Érase un país donde el arco iris pintaba el cielo con bellos colores, gobernado por un rey bueno y unos gobernantes justos, donde el dolor apenas existía y donde todo era alegre, pues no había lugar para la desigualdad, para el latrocinio o para la felonía...
Todo era de color, sí. Pero no siempre fue así. No. Antes las cosas fueron distintas; antes negros nubarrones cubrían el ahora cielo azul y amenazaban a gentes con descargar tremendos rayos, tremendas tempestades. Pero llegó, de pronto, el buen gobernante y todo lo cambió.

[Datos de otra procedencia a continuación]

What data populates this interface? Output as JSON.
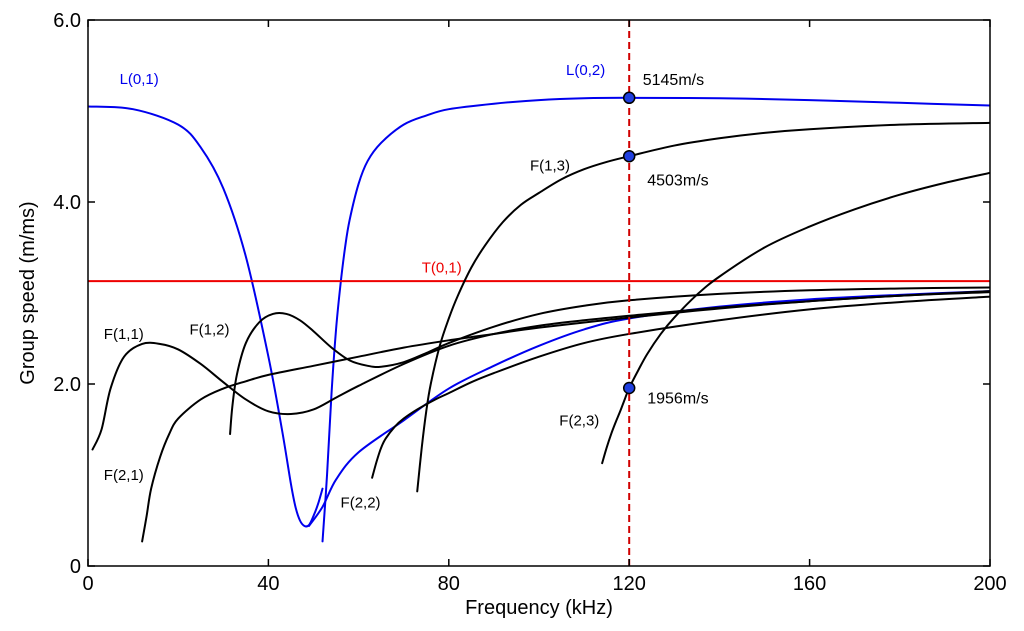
{
  "chart_data": {
    "type": "line",
    "title": "",
    "xlabel": "Frequency (kHz)",
    "ylabel": "Group speed (m/ms)",
    "xlim": [
      0,
      200
    ],
    "ylim": [
      0,
      6
    ],
    "xticks": [
      0,
      40,
      80,
      120,
      160,
      200
    ],
    "xtick_labels": [
      "0",
      "40",
      "80",
      "120",
      "160",
      "200"
    ],
    "yticks": [
      0,
      2,
      4,
      6
    ],
    "ytick_labels": [
      "0",
      "2.0",
      "4.0",
      "6.0"
    ],
    "grid": false,
    "colors": {
      "longitudinal": "#0000ee",
      "torsional": "#ee0000",
      "flexural": "#000000",
      "marker_fill": "#1f3fe0",
      "vline": "#d00000"
    },
    "vline": {
      "x": 120,
      "style": "dashed"
    },
    "series": [
      {
        "name": "L(0,1)",
        "color": "#0000ee",
        "x": [
          0,
          10,
          20,
          25,
          30,
          35,
          40,
          43,
          45,
          46,
          47,
          48,
          49,
          50,
          51,
          52
        ],
        "y": [
          5.05,
          5.02,
          4.85,
          4.6,
          4.15,
          3.4,
          2.3,
          1.5,
          0.9,
          0.65,
          0.5,
          0.44,
          0.45,
          0.55,
          0.68,
          0.85
        ]
      },
      {
        "name": "L(0,2)",
        "color": "#0000ee",
        "x": [
          52,
          53,
          54,
          55,
          56,
          57,
          58,
          60,
          62,
          65,
          70,
          75,
          80,
          90,
          100,
          110,
          120,
          140,
          160,
          180,
          200
        ],
        "y": [
          0.27,
          1.0,
          1.9,
          2.6,
          3.1,
          3.5,
          3.8,
          4.2,
          4.45,
          4.65,
          4.85,
          4.95,
          5.02,
          5.08,
          5.12,
          5.14,
          5.145,
          5.14,
          5.12,
          5.09,
          5.06
        ]
      },
      {
        "name": "L(0,1) tail",
        "color": "#0000ee",
        "x": [
          49,
          52,
          55,
          60,
          70,
          80,
          90,
          100,
          110,
          120,
          140,
          160,
          180,
          200
        ],
        "y": [
          0.44,
          0.65,
          0.95,
          1.25,
          1.6,
          1.95,
          2.2,
          2.42,
          2.6,
          2.72,
          2.85,
          2.93,
          2.98,
          3.02
        ]
      },
      {
        "name": "T(0,1)",
        "color": "#ee0000",
        "x": [
          0,
          200
        ],
        "y": [
          3.13,
          3.13
        ]
      },
      {
        "name": "F(1,1)",
        "color": "#000000",
        "x": [
          1,
          3,
          5,
          8,
          12,
          16,
          20,
          25,
          30,
          35,
          40,
          45,
          50,
          55,
          60,
          70,
          80,
          90,
          100,
          110,
          120,
          140,
          160,
          180,
          200
        ],
        "y": [
          1.28,
          1.5,
          1.95,
          2.3,
          2.44,
          2.44,
          2.38,
          2.22,
          2.02,
          1.83,
          1.7,
          1.67,
          1.72,
          1.85,
          1.98,
          2.22,
          2.42,
          2.55,
          2.64,
          2.7,
          2.75,
          2.84,
          2.91,
          2.97,
          3.01
        ]
      },
      {
        "name": "F(2,1)",
        "color": "#000000",
        "x": [
          12,
          13,
          14,
          16,
          18,
          20,
          25,
          30,
          35,
          40,
          50,
          60,
          70,
          80,
          90,
          100,
          120,
          140,
          160,
          180,
          200
        ],
        "y": [
          0.27,
          0.55,
          0.85,
          1.2,
          1.45,
          1.62,
          1.83,
          1.95,
          2.03,
          2.1,
          2.2,
          2.3,
          2.4,
          2.48,
          2.55,
          2.62,
          2.73,
          2.83,
          2.91,
          2.97,
          3.02
        ]
      },
      {
        "name": "F(1,2)",
        "color": "#000000",
        "x": [
          31.5,
          32,
          33,
          35,
          38,
          41,
          44,
          47,
          50,
          54,
          58,
          62,
          65,
          70,
          75,
          80,
          90,
          100,
          110,
          120,
          140,
          160,
          180,
          200
        ],
        "y": [
          1.45,
          1.75,
          2.1,
          2.45,
          2.68,
          2.77,
          2.77,
          2.7,
          2.58,
          2.4,
          2.26,
          2.2,
          2.19,
          2.24,
          2.34,
          2.45,
          2.63,
          2.77,
          2.86,
          2.92,
          2.99,
          3.03,
          3.05,
          3.06
        ]
      },
      {
        "name": "F(2,2)",
        "color": "#000000",
        "x": [
          63,
          64,
          65,
          66,
          68,
          70,
          73,
          77,
          80,
          85,
          90,
          100,
          110,
          120,
          140,
          160,
          180,
          200
        ],
        "y": [
          0.97,
          1.15,
          1.3,
          1.4,
          1.53,
          1.62,
          1.72,
          1.83,
          1.9,
          2.02,
          2.12,
          2.3,
          2.45,
          2.55,
          2.7,
          2.82,
          2.9,
          2.96
        ]
      },
      {
        "name": "F(1,3)",
        "color": "#000000",
        "x": [
          73,
          74,
          75,
          76,
          78,
          80,
          82,
          85,
          88,
          92,
          96,
          100,
          105,
          110,
          115,
          120,
          130,
          140,
          150,
          160,
          180,
          200
        ],
        "y": [
          0.82,
          1.3,
          1.7,
          2.0,
          2.42,
          2.72,
          2.97,
          3.28,
          3.52,
          3.78,
          3.97,
          4.1,
          4.25,
          4.36,
          4.44,
          4.503,
          4.62,
          4.7,
          4.76,
          4.8,
          4.85,
          4.87
        ]
      },
      {
        "name": "F(2,3)",
        "color": "#000000",
        "x": [
          114,
          115,
          116,
          117,
          118,
          119,
          120,
          122,
          124,
          127,
          130,
          135,
          140,
          150,
          160,
          170,
          180,
          190,
          200
        ],
        "y": [
          1.13,
          1.3,
          1.45,
          1.58,
          1.7,
          1.83,
          1.956,
          2.15,
          2.33,
          2.55,
          2.73,
          2.98,
          3.18,
          3.5,
          3.73,
          3.92,
          4.08,
          4.21,
          4.32
        ]
      }
    ],
    "annotations": [
      {
        "text": "L(0,1)",
        "x": 7,
        "y": 5.35,
        "color": "#0000ee"
      },
      {
        "text": "L(0,2)",
        "x": 106,
        "y": 5.45,
        "color": "#0000ee"
      },
      {
        "text": "T(0,1)",
        "x": 74,
        "y": 3.28,
        "color": "#ee0000"
      },
      {
        "text": "F(1,3)",
        "x": 98,
        "y": 4.4,
        "color": "#000000"
      },
      {
        "text": "F(1,1)",
        "x": 3.5,
        "y": 2.55,
        "color": "#000000"
      },
      {
        "text": "F(1,2)",
        "x": 22.5,
        "y": 2.6,
        "color": "#000000"
      },
      {
        "text": "F(2,1)",
        "x": 3.5,
        "y": 1.0,
        "color": "#000000"
      },
      {
        "text": "F(2,2)",
        "x": 56,
        "y": 0.7,
        "color": "#000000"
      },
      {
        "text": "F(2,3)",
        "x": 104.5,
        "y": 1.6,
        "color": "#000000"
      }
    ],
    "markers": [
      {
        "x": 120,
        "y": 5.145,
        "label": "5145m/s",
        "label_x": 123,
        "label_y": 5.35
      },
      {
        "x": 120,
        "y": 4.503,
        "label": "4503m/s",
        "label_x": 124,
        "label_y": 4.25
      },
      {
        "x": 120,
        "y": 1.956,
        "label": "1956m/s",
        "label_x": 124,
        "label_y": 1.85
      }
    ]
  }
}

Y comenzó a cambiar el país de arriba abajo, comenzó a cercenar las cabezas que estorbaban, pues gente había, aviesa, que quería el mal, ya que espurios intereses gobernaban sus vidas... Pero llegó él (el gobernante justo) y cortó, descabezó, limpió y con amenazas y miedos impuso con puño firme las guías de acero por la que deslizar las pobres vidas de los pobres ciudadanos que ignoraban que estaban mal por sus malas cabezas, por vivir por encima de unas posibilidades que ni ellos sospechaban que tenían.
Llegó (llegaron) él (ellos) y todo cambió: lo que fue desastre mutó a horizonte dorado y lo que era sentido descendente ascendió hasta límites desconocidos. Lo que fue paro cambió a empleo digno, magníficamente remunerado. Las estadísticas formaron montañas rusas que ascendían milagrosamente y la pena acabó de la noche a la mañana. ¡Ya no somos pobres! gritaron algunos. ¡Ya podemos pagar la hipoteca! ¡Ya podemos votar otra vez, con la esperanza renovada! Y se abrieron las urnas, justo después de que el gobernante anunciase que bajaría impuestos a los pobres que no podían pagar el pan o la luz. Y las urnas se abrieron y el milagro se renovó. Y se hizo la luz otra vez, después del apocalipsis. Y el gobernante sonrió feliz y las urnas se volvieron a cerrar luego con un gran portazo sobrenatural, como un berrido de Dios o como un tsunami neoliberal, imparable ya, decisivo.